Under the EU Data Protection Directive, personal information of EU citizens can only be transferred from the EU to countries with adequate data protection standards.  Safe Harbour, which was negotiated between the European Commission and the United States Department of Commerce, was one of a number of mechanisms available to EU companies to ensure there was an adequate level of protection when transferring personal data of EU citizens to the United States.  To benefit from Safe Harbour, a company was required to self-certify to the United States Department of Commerce that it complied with specified EU privacy standards. 

In Schrems, the CJEU declared Safe Harbor invalid.  The CJEU held that ensuring an adequate level of data protection for EU citizens, as is required by the EU Data Protection Directive, means providing “a level of protection of fundamental right and freedoms that is essentially equivalent to that guaranteed within the European Union.” The CJEU found that Safe Harbor failed to meet this standard since it did not prohibit the United States government from collecting and examining the personal information of EU citizens.

The Working Party’s Opinion

The Working Party is an advisory board consisting of EU data protection authorities and was created pursuant to the EU Data Protection Directive.  The views of the Working Party are typically followed by EU regulators.

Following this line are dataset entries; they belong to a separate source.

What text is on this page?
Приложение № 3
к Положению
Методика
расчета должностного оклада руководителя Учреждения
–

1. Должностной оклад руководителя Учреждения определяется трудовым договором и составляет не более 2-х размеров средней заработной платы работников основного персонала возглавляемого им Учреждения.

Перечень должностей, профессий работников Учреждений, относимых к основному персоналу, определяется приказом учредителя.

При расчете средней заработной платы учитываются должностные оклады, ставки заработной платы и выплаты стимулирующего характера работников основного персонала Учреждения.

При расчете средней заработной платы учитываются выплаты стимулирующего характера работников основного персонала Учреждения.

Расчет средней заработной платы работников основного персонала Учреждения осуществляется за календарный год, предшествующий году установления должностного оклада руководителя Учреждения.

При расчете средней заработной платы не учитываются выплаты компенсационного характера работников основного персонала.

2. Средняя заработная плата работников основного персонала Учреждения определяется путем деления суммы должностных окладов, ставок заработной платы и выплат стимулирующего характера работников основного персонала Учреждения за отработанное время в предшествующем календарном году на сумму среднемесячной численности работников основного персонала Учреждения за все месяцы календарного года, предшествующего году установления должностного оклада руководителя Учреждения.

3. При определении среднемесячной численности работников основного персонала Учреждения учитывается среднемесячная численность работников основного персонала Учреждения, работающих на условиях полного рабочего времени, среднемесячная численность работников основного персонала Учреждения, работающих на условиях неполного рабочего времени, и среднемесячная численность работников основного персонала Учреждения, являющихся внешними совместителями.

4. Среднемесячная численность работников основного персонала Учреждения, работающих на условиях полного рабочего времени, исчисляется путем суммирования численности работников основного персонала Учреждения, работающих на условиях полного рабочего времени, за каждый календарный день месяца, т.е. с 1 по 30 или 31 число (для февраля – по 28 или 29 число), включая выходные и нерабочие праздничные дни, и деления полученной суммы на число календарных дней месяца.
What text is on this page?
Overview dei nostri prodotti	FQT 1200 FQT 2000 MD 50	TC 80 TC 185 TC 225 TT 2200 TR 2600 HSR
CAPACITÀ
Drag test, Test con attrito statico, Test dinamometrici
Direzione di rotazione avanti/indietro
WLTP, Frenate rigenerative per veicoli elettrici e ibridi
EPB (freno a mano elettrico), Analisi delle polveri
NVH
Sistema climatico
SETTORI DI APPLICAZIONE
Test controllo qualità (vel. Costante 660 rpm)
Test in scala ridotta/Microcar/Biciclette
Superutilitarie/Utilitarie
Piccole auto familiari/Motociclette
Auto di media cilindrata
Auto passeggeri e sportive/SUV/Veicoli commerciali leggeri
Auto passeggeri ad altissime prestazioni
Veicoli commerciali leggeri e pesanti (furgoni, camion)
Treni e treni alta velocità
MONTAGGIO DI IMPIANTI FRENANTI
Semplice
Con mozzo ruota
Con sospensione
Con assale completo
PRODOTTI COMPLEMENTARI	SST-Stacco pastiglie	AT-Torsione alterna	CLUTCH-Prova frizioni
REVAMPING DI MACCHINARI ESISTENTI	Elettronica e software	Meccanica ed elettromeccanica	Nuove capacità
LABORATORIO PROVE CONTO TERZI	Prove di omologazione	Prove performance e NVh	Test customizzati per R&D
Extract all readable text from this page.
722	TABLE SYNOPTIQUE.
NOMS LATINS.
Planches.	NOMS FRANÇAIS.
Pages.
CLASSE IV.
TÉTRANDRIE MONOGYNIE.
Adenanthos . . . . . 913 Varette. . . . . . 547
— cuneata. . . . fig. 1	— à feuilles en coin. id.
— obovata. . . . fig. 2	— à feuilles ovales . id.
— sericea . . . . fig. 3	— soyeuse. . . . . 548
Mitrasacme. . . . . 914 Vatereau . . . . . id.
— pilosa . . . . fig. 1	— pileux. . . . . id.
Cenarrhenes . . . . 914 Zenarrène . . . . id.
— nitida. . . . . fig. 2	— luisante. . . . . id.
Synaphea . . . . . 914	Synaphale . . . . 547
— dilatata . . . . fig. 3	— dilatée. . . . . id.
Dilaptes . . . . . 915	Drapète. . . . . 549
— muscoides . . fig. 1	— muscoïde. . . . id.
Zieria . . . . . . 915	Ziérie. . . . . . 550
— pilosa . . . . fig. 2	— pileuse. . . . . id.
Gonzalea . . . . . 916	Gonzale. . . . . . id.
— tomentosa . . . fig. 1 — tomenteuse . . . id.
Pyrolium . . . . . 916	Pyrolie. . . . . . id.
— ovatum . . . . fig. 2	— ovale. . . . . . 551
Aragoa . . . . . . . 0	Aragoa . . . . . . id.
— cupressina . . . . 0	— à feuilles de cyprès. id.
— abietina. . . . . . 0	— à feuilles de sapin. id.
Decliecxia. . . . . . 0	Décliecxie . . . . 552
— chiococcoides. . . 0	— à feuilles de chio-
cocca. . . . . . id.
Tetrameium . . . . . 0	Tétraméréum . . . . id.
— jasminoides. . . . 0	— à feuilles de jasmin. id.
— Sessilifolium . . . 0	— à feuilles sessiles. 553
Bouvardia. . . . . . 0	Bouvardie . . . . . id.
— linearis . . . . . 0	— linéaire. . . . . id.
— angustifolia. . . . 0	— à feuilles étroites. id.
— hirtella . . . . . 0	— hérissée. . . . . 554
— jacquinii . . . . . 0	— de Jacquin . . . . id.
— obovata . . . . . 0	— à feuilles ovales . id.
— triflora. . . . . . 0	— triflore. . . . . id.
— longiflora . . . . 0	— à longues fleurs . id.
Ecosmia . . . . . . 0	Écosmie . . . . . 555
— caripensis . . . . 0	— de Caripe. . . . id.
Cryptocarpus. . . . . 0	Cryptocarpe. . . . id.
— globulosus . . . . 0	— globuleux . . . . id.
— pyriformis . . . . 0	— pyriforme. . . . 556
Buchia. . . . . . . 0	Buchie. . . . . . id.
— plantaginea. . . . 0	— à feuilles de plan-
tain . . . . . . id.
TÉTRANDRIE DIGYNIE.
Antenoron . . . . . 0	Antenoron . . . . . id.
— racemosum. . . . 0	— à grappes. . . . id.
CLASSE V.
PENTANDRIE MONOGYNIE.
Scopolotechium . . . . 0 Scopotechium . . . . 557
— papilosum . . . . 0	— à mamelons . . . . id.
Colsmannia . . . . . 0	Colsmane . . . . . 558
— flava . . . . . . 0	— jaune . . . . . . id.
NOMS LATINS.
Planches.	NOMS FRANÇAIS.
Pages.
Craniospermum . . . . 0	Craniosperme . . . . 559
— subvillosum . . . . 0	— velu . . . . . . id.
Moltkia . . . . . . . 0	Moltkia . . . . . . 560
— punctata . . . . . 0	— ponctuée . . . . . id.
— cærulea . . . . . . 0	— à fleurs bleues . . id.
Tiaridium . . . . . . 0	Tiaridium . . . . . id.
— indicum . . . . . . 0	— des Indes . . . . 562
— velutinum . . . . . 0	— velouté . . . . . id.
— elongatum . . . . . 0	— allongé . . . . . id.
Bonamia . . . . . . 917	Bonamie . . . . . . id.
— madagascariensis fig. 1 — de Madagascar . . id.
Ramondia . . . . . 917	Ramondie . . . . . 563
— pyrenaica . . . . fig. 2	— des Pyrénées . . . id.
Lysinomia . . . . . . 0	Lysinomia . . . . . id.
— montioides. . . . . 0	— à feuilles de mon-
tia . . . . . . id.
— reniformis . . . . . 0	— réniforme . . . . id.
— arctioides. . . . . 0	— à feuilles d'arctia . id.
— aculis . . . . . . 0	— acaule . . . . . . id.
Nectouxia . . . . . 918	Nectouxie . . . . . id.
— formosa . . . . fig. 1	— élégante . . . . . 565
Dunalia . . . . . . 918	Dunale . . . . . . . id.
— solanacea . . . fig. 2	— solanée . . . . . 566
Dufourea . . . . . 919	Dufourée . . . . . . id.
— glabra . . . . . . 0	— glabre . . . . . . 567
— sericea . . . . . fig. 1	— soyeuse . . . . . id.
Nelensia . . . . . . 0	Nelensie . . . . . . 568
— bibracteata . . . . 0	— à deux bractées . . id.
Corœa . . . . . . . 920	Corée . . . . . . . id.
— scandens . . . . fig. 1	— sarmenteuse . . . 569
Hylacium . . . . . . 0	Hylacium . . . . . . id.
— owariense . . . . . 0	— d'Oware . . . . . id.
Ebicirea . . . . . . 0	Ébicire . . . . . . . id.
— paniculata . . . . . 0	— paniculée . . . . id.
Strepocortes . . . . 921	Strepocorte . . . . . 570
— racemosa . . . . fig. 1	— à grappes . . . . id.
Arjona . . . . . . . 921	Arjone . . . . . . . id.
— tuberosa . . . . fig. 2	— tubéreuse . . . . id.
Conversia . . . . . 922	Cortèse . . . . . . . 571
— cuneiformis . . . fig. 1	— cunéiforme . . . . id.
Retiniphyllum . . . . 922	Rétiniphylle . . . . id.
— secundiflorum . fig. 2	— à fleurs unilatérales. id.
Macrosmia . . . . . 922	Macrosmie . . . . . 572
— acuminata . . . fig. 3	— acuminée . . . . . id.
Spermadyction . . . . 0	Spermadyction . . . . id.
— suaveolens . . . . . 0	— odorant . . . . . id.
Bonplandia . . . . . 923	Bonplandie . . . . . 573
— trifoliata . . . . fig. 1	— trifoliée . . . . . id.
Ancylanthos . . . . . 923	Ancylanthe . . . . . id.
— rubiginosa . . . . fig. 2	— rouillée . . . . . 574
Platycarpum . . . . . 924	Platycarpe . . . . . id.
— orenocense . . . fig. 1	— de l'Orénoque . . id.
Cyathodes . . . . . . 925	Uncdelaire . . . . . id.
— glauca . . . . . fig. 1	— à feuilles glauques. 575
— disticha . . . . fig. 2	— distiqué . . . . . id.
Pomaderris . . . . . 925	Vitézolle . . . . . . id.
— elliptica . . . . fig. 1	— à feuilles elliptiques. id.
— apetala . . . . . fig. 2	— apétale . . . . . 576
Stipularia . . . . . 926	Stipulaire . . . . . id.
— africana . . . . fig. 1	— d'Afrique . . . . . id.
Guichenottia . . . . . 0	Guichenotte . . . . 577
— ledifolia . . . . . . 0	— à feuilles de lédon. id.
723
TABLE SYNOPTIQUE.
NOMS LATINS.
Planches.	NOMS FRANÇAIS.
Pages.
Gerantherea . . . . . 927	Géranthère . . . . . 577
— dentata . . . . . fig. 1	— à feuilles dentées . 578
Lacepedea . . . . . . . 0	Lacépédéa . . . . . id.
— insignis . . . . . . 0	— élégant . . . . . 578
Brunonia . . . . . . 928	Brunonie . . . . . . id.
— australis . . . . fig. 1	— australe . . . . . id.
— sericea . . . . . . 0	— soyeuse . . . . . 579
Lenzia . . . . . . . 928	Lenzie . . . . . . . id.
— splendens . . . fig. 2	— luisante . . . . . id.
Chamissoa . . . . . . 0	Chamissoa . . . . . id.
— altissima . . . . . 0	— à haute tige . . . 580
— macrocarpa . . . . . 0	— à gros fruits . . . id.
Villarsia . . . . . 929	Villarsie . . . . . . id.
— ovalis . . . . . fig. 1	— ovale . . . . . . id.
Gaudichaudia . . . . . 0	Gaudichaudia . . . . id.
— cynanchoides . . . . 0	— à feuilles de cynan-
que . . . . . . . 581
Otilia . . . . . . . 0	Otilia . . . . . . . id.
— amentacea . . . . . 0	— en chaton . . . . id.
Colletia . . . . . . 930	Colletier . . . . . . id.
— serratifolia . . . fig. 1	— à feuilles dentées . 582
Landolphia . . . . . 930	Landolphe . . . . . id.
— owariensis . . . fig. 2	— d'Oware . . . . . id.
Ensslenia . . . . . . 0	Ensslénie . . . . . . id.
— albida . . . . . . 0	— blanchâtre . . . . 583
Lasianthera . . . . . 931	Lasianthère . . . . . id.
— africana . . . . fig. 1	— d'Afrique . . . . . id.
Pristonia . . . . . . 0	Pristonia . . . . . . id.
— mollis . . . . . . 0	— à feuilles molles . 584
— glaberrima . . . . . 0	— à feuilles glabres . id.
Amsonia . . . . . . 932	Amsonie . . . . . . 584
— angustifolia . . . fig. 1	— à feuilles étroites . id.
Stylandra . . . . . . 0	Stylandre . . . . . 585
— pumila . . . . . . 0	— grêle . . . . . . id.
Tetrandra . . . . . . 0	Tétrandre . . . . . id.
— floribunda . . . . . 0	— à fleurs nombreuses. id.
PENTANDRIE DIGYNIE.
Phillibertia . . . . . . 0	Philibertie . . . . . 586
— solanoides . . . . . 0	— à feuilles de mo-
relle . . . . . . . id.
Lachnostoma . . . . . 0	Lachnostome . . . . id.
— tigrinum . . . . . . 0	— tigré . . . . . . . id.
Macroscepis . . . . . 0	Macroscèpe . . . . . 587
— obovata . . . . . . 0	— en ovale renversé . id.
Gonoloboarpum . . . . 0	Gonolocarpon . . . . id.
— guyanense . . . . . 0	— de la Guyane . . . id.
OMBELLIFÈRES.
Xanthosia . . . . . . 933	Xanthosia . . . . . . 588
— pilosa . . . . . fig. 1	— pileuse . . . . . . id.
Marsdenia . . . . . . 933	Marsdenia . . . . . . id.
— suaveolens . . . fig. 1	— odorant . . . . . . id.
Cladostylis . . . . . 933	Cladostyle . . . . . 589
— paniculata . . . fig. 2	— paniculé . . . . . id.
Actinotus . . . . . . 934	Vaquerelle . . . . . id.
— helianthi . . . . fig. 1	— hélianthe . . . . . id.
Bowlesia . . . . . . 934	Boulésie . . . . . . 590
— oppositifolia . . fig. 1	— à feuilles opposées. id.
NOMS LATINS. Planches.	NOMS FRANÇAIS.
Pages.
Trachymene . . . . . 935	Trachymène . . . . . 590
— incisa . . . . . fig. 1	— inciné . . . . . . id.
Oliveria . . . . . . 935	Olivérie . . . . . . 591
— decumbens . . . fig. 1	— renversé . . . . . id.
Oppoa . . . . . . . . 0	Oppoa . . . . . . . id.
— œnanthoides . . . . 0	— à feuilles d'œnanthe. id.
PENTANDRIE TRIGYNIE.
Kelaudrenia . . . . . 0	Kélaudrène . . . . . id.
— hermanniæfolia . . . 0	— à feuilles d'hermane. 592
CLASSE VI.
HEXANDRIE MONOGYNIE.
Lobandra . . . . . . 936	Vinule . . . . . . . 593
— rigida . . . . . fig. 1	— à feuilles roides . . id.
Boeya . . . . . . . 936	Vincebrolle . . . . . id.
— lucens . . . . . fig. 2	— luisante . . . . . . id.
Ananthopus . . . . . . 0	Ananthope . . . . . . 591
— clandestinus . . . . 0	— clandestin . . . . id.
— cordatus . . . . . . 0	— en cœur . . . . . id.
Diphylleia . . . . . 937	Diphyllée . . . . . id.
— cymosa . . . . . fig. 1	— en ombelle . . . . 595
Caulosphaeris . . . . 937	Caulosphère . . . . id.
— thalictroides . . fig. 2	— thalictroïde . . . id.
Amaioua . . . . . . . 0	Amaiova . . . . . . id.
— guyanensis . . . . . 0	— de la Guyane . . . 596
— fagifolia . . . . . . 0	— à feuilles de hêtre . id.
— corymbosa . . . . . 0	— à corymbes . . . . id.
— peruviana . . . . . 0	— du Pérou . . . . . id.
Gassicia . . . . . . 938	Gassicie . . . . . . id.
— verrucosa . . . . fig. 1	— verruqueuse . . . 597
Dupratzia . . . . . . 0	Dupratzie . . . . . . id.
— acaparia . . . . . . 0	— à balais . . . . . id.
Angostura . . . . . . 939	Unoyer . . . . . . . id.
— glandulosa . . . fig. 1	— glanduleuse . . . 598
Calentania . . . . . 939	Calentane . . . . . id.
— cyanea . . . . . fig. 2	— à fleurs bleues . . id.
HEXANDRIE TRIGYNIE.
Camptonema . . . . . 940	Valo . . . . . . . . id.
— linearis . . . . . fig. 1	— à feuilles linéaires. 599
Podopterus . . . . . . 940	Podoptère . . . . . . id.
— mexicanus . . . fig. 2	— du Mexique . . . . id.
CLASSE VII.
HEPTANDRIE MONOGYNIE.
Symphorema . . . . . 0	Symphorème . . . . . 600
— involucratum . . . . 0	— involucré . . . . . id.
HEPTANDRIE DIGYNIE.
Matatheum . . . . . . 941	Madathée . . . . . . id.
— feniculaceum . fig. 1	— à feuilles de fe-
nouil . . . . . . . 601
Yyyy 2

On October 16, 2015, the Working Party issued a statement which noted that it was still considering Schrems and acknowledged the uncertainty Schrems has created. The Working Party confirmed that certain other mechanisms permitting the transfer of EU citizens’ personal information to the United States will remain valid, such as the “Standard Contractual Clauses and Binding Corporate Rules”. However, the Working Party noted that this will not prevent EU data protection authorities from investigating individual cases.

The Working Party emphasized the need for EU data protection authorities to have a “robust, collective and common position” to successfully implement Schrems. The statement adopts the position that the core element to Schrems was the issue of massive and indiscriminate surveillance in the United States, which the Working Party previously stated is incompatible with EU law.

In addition, the Working Party called on EU member states and institutions to enter discussions with the United States in order to find political, technical and legal solutions to enable transfers of personal information to the United States, while respecting the fundamental rights of EU citizens. The Working Party stressed the need for “clear and binding mechanisms”, as well as “obligations on the necessary oversight of access by public authorities, on transparency, on proportionality, on redress mechanisms and on data protection rights”.

Canadian Implications

In light of Schrems and the Working Party’s statement, it is likely that any future decisions by EU data protection authorities with respect to adequate levels of protection under EU safe harbour rules will include an analysis of the laws and agreements regarding data transfer of the country to which EU citizens’ personal information is being transferred.  It will be worthwhile to monitor future decisions of EU data protection authorities and whether they call any other safe harbour structures into question.

Canadian businesses which rely on Safe Harbour to transfer personal information of EU citizens from their operations in the EU to the United States or which host personal information of EU citizens with service providers operating in the United States should promptly work to adopt one of the alternative means available to comply with the EU Data Protection Directive.